4.4. Setting Static IP Addresses from the DHCP Server

You want to manage your LAN computers from DHCP instead of configuring them individually, so you don't have to run around tweaking individual computers all the time. You want to assign static and dynamic IP addresses, gateways, and servers all via DHCP.

dnsmasq does it all. There are a couple of ways to assign static IP addresses from dnsmasq.conf. One is to use the client's MAC address as the client identifier, like this:

	dhcp-host=11:22:33:44:55:66,192.168.1.75

My favorite way is to set it by hostname:

	dhcp-host=penguina,192.168.1.75

Make sure you do not have entries for these in /etc/hosts.

The only client configuration that's necessary is the hostname, and for DHCP clients to send the hostname to the DHCP server when they request a new lease. Once youhave that, you can control everything else from the server.

Remember to run killall dnsmasq every time you change dnsmasq.conf.

There are some tricky bits to client configuration, so see Recipe 4.5 for this.

Changes in dnsmasq.conf are easy to test. After restarting dnsmasq, try the following commands on your Linux clients.

ifupdown stops and restarts interfaces:

	# ifdown eth0
	# ifup etho

Sometimes, that doesn't quite do the job, so you can also try:

	# /etc/init.d/network restart
	# /etc/init.d/networking restart

The first one is for Fedora, the second for Debian. You'll see it acquire the address you assigned it from the DHCP server, and it will write the correct DNS server or servers to /etc/resolv.conf.

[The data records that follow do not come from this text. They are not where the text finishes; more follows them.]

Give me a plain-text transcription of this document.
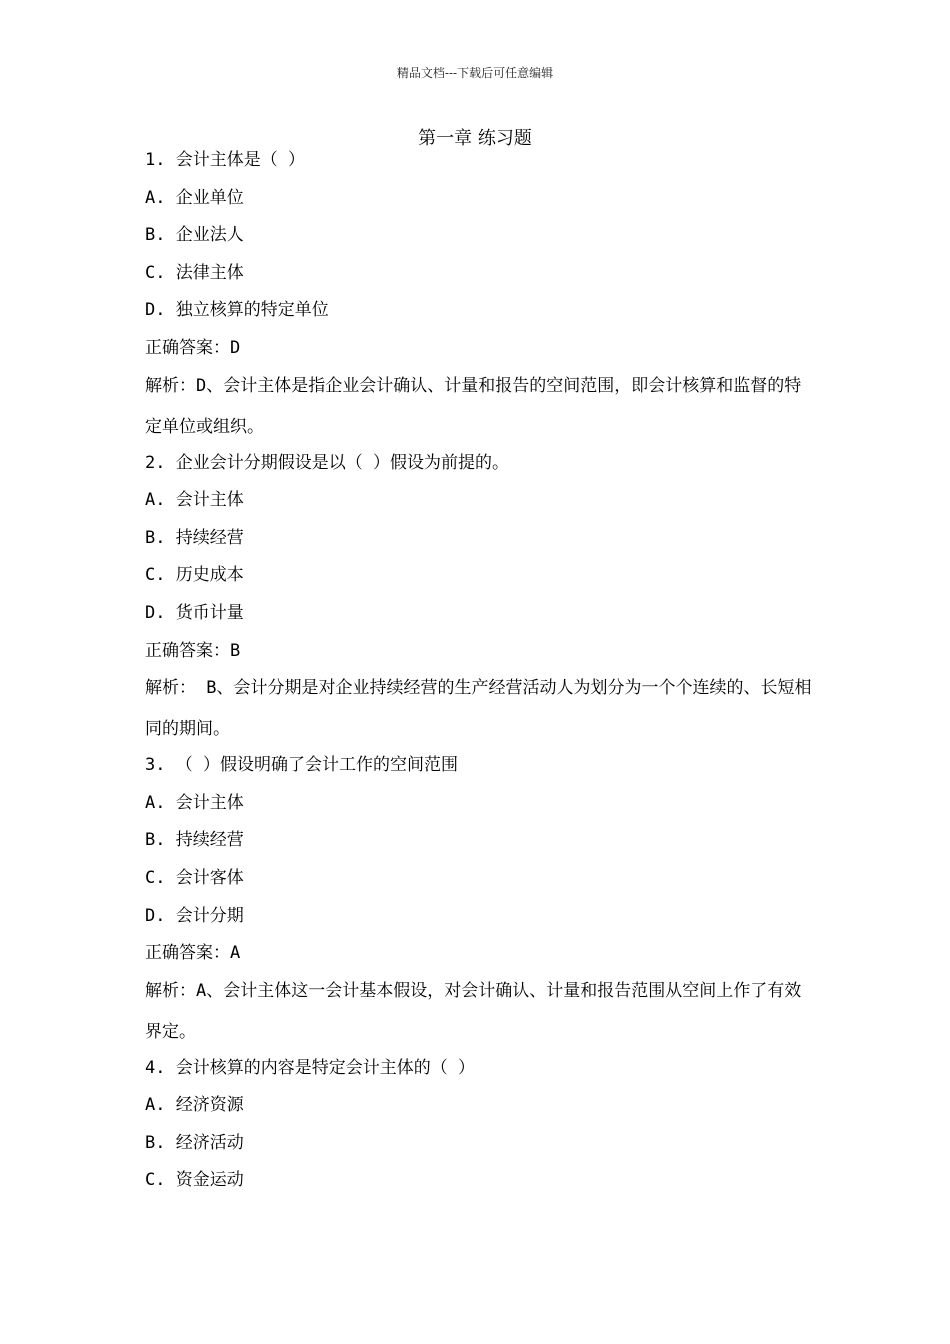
精品文档---下载后可任意编辑
第一章 练习题
1. 会计主体是（ ）
A. 企业单位
B. 企业法人
C. 法律主体
D. 独立核算的特定单位
正确答案：D
解析：D、会计主体是指企业会计确认、计量和报告的空间范围，即会计核算和监督的特定单位或组织。
2. 企业会计分期假设是以（ ）假设为前提的。
A. 会计主体
B. 持续经营
C. 历史成本
D. 货币计量
正确答案：B
解析： B、会计分期是对企业持续经营的生产经营活动人为划分为一个个连续的、长短相同的期间。
3. （ ）假设明确了会计工作的空间范围
A. 会计主体
B. 持续经营
C. 会计客体
D. 会计分期
正确答案：A
解析：A、会计主体这一会计基本假设，对会计确认、计量和报告范围从空间上作了有效界定。
4. 会计核算的内容是特定会计主体的（ ）
A. 经济资源
B. 经济活动
C. 资金运动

If those don't work, reboot.

Find MAC addresses with ifconfig for wired NICs, and iwconfig for wireless NICs. ifconfig sees both, but it doesn't differentiate them. iwconfig identifies only wireless interfaces.

When you use the MAC address, don't forget to change the entry in dnsmasq.conf if you replace the client's network interface card.

MAC addresses are unique, but hostnames are not, so you have to be careful not to have duplicate hostnames. You can't have duplicate hostnames, anyway.

MAC addresses are ridiculously easy to spoof, so don't think you're adding any security by relying on them as secure, unique identifiers.